Liputan6.com, Jakarta - Rencana kenaikan tarif cukai hasil tembakau (CHT) pada 2022 mendapatkan penolakan dari sejumlah pihak. Salah satunya dari Komite Nasional Pelestarian Kretek (KNPK).
Koordinator KNPK Mohammad Nur Azami mengatakan bahwa rencana kenaikan cukai tersebut tidak mempertimbangkan daya beli konsumen.
Baca Juga
Kenaikan cukai rokok yang eksesif, lanjut dia, tidak hanya menekan industri sebagai produsen, tetapi juga konsumen. Menurut Azami, pemerintah harus realistis untuk melihat kondisi masyarakat di lapangan.
Advertisement
Para pelaku UMKM, khususnya pedagang mikro, butuh pompa ekonomi di tengah daya beli masyarakat yang belum membaik.
Apalagi, lanjutnya, saat ini banyak pabrikan yang telah mengurangi tenaga kerjanya. “Di hilir, ada UMKM baik retail tradisional maupun modern yang sudah terpukul. Dengan situasi di mana daya beli konsumen menurun, siapa yang mau beli rokok? Kondisi ini juga harus diwaspadai karena akan menyuburkan rokok ilegal,” kata Azami.
Dia berharap konsumen tidak lagi dipersulit dengan wacana kenaikan cukai. “Tolonglah, kami jangan dibebani, pengeluaran sudah naik, tapi UMR tidak naik,” katanya.
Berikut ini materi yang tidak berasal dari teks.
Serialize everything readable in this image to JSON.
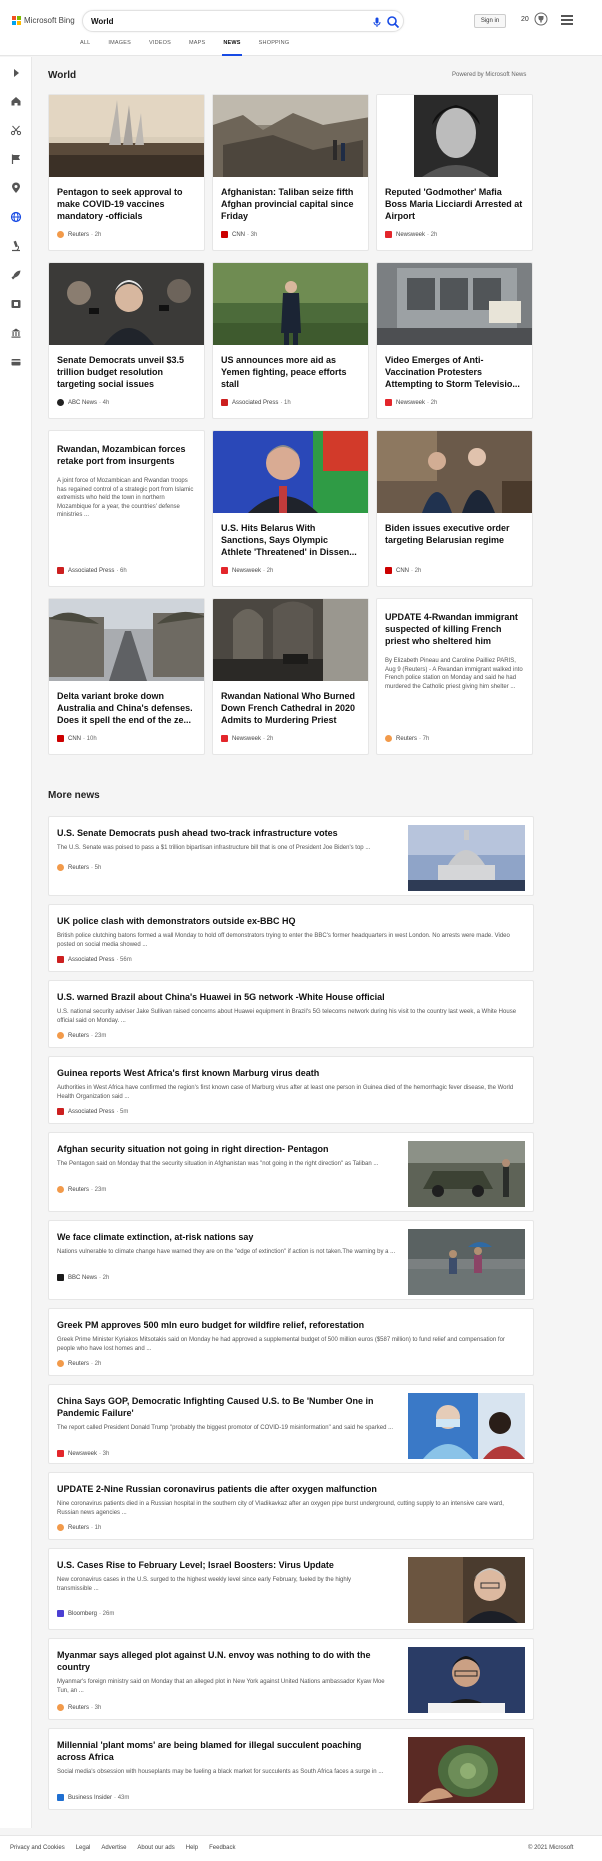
{
  "app": {
    "logo_text": "Microsoft Bing",
    "logo_colors": [
      "#f25022",
      "#7fba00",
      "#00a4ef",
      "#ffb900"
    ],
    "search_value": "World",
    "signin_label": "Sign in",
    "points": "20",
    "accent": "#174ae4"
  },
  "nav": {
    "tabs": [
      {
        "label": "ALL"
      },
      {
        "label": "IMAGES"
      },
      {
        "label": "VIDEOS"
      },
      {
        "label": "MAPS"
      },
      {
        "label": "NEWS",
        "active": true
      },
      {
        "label": "SHOPPING"
      }
    ]
  },
  "rail": {
    "icons": [
      "expand-icon",
      "home-icon",
      "scissors-icon",
      "flag-icon",
      "map-pin-icon",
      "globe-icon",
      "microscope-icon",
      "rocket-icon",
      "film-icon",
      "bank-icon",
      "card-icon"
    ]
  },
  "main": {
    "section_title": "World",
    "powered": "Powered by Microsoft News",
    "cards": [
      {
        "headline": "Pentagon to seek approval to make COVID-19 vaccines mandatory -officials",
        "source": "Reuters",
        "time": "· 2h",
        "icon": "reuters"
      },
      {
        "headline": "Afghanistan: Taliban seize fifth Afghan provincial capital since Friday",
        "source": "CNN",
        "time": "· 3h",
        "icon": "cnn"
      },
      {
        "headline": "Reputed 'Godmother' Mafia Boss Maria Licciardi Arrested at Airport",
        "source": "Newsweek",
        "time": "· 2h",
        "icon": "newsweek"
      },
      {
        "headline": "Senate Democrats unveil $3.5 trillion budget resolution targeting social issues",
        "source": "ABC News",
        "time": "· 4h",
        "icon": "abc"
      },
      {
        "headline": "US announces more aid as Yemen fighting, peace efforts stall",
        "source": "Associated Press",
        "time": "· 1h",
        "icon": "ap"
      },
      {
        "headline": "Video Emerges of Anti-Vaccination Protesters Attempting to Storm Televisio...",
        "source": "Newsweek",
        "time": "· 2h",
        "icon": "newsweek"
      },
      {
        "headline": "Rwandan, Mozambican forces retake port from insurgents",
        "snippet": "A joint force of Mozambican and Rwandan troops has regained control of a strategic port from Islamic extremists who held the town in northern Mozambique for a year, the countries' defense ministries ...",
        "source": "Associated Press",
        "time": "· 6h",
        "icon": "ap"
      },
      {
        "headline": "U.S. Hits Belarus With Sanctions, Says Olympic Athlete 'Threatened' in Dissen...",
        "source": "Newsweek",
        "time": "· 2h",
        "icon": "newsweek"
      },
      {
        "headline": "Biden issues executive order targeting Belarusian regime",
        "source": "CNN",
        "time": "· 2h",
        "icon": "cnn"
      },
      {
        "headline": "Delta variant broke down Australia and China's defenses. Does it spell the end of the ze...",
        "source": "CNN",
        "time": "· 10h",
        "icon": "cnn"
      },
      {
        "headline": "Rwandan National Who Burned Down French Cathedral in 2020 Admits to Murdering Priest",
        "source": "Newsweek",
        "time": "· 2h",
        "icon": "newsweek"
      },
      {
        "headline": "UPDATE 4-Rwandan immigrant suspected of killing French priest who sheltered him",
        "snippet": "By Elizabeth Pineau and Caroline Pailliez PARIS, Aug 9 (Reuters) - A Rwandan immigrant walked into French police station on Monday and said he had murdered the Catholic priest giving him shelter ...",
        "source": "Reuters",
        "time": "· 7h",
        "icon": "reuters"
      }
    ],
    "more_title": "More news",
    "rows": [
      {
        "headline": "U.S. Senate Democrats push ahead two-track infrastructure votes",
        "snippet": "The U.S. Senate was poised to pass a $1 trillion bipartisan infrastructure bill that is one of President Joe Biden's top ...",
        "source": "Reuters",
        "time": "· 5h",
        "icon": "reuters"
      },
      {
        "headline": "UK police clash with demonstrators outside ex-BBC HQ",
        "snippet": "British police clutching batons formed a wall Monday to hold off demonstrators trying to enter the BBC's former headquarters in west London. No arrests were made. Video posted on social media showed ...",
        "source": "Associated Press",
        "time": "· 56m",
        "icon": "ap"
      },
      {
        "headline": "U.S. warned Brazil about China's Huawei in 5G network -White House official",
        "snippet": "U.S. national security adviser Jake Sullivan raised concerns about Huawei equipment in Brazil's 5G telecoms network during his visit to the country last week, a White House official said on Monday. ...",
        "source": "Reuters",
        "time": "· 23m",
        "icon": "reuters"
      },
      {
        "headline": "Guinea reports West Africa's first known Marburg virus death",
        "snippet": "Authorities in West Africa have confirmed the region's first known case of Marburg virus after at least one person in Guinea died of the hemorrhagic fever disease, the World Health Organization said ...",
        "source": "Associated Press",
        "time": "· 5m",
        "icon": "ap"
      },
      {
        "headline": "Afghan security situation not going in right direction- Pentagon",
        "snippet": "The Pentagon said on Monday that the security situation in Afghanistan was \"not going in the right direction\" as Taliban ...",
        "source": "Reuters",
        "time": "· 23m",
        "icon": "reuters"
      },
      {
        "headline": "We face climate extinction, at-risk nations say",
        "snippet": "Nations vulnerable to climate change have warned they are on the \"edge of extinction\" if action is not taken.The warning by a ...",
        "source": "BBC News",
        "time": "· 2h",
        "icon": "bbc"
      },
      {
        "headline": "Greek PM approves 500 mln euro budget for wildfire relief, reforestation",
        "snippet": "Greek Prime Minister Kyriakos Mitsotakis said on Monday he had approved a supplemental budget of 500 million euros ($587 million) to fund relief and compensation for people who have lost homes and ...",
        "source": "Reuters",
        "time": "· 2h",
        "icon": "reuters"
      },
      {
        "headline": "China Says GOP, Democratic Infighting Caused U.S. to Be 'Number One in Pandemic Failure'",
        "snippet": "The report called President Donald Trump \"probably the biggest promotor of COVID-19 misinformation\" and said he sparked ...",
        "source": "Newsweek",
        "time": "· 3h",
        "icon": "newsweek"
      },
      {
        "headline": "UPDATE 2-Nine Russian coronavirus patients die after oxygen malfunction",
        "snippet": "Nine coronavirus patients died in a Russian hospital in the southern city of Vladikavkaz after an oxygen pipe burst underground, cutting supply to an intensive care ward, Russian news agencies ...",
        "source": "Reuters",
        "time": "· 1h",
        "icon": "reuters"
      },
      {
        "headline": "U.S. Cases Rise to February Level; Israel Boosters: Virus Update",
        "snippet": "New coronavirus cases in the U.S. surged to the highest weekly level since early February, fueled by the highly transmissible ...",
        "source": "Bloomberg",
        "time": "· 26m",
        "icon": "bloomberg"
      },
      {
        "headline": "Myanmar says alleged plot against U.N. envoy was nothing to do with the country",
        "snippet": "Myanmar's foreign ministry said on Monday that an alleged plot in New York against United Nations ambassador Kyaw Moe Tun, an ...",
        "source": "Reuters",
        "time": "· 3h",
        "icon": "reuters"
      },
      {
        "headline": "Millennial 'plant moms' are being blamed for illegal succulent poaching across Africa",
        "snippet": "Social media's obsession with houseplants may be fueling a black market for succulents as South Africa faces a surge in ...",
        "source": "Business Insider",
        "time": "· 43m",
        "icon": "bi"
      }
    ]
  },
  "footer": {
    "links": [
      "Privacy and Cookies",
      "Legal",
      "Advertise",
      "About our ads",
      "Help",
      "Feedback"
    ],
    "copyright": "© 2021 Microsoft"
  },
  "source_icon_colors": {
    "reuters": "#f29a4a",
    "cnn": "#cc0000",
    "newsweek": "#e3262b",
    "abc": "#222222",
    "ap": "#cc1f1f",
    "bbc": "#1a1a1a",
    "bloomberg": "#4b3fd3",
    "bi": "#1f6fd1"
  }
}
* Untuk mengetahui kebenaran informasi yang beredar, silakan WhatsApp ke nomor 0811 9787 670 hanya dengan ketik kata kunci yang diinginkan.
Tertekan Pandemi Covid-19
Sementara itu, Ketua Umum Federasi Serikat Pekerja Rokok Tembakau Makanan Minuman, Serikat Pekerja Seluruh Indonesia (FSP RTMM-SPSI) Sudarto mengatakan sektor padat karya khususnya sigaret kretek tangan (SKT) harus diberikan perhatian khusus dalam menghadapi ancaman kenaikan cukai hasil tembakau.
“Bulan Oktober biasanya akan ada kenaikan cukai. Nah, kalau keadaannya saja lagi sulit begini, apakah perlu dinaikkan juga? Terlebih SKT, sektor padat karya yang pekerjaannya saja satuan hasil, harusnya tidak perlu dinaikkan,” ujarnya.
Sudarto mengatakan, saat ini kondisi ekonomi juga tengah tertekan pandemi COVID-19 serta pemberlakuan pembatasan kegiatan masyarakat (PPKM).
“Dalam hal pekerjaan ya, kan kita sama-sama tahu kalau mereka pekerja borongan, upahnya itu berdasarkan satuan hasil. Dengan peraturan PPKM, kaitannya dengan jarak segala macam, itu juga berpengaruh terhadap penghasilan mereka,” ujarnya.
Pihaknya sudah menyurati Presiden Joko Widodo dan kementerian lembaga terkait untuk melindungi para pekerja dan industri terutama SKT. Dengan kondisi IHT yang tengah terpuruk karena berbagai kendala akibat pandemi, Sudarto berharap pemerintah memberikan perhatian khusus pada para pekerjanya.
"Kami berharap pemerintah memahami, karena keadaannya benar-benar sulit. Dan mereka walaupun rakyat kecil, kan mereka ini masih bisa bekerja dan mendapatkan nafkah.” katanya.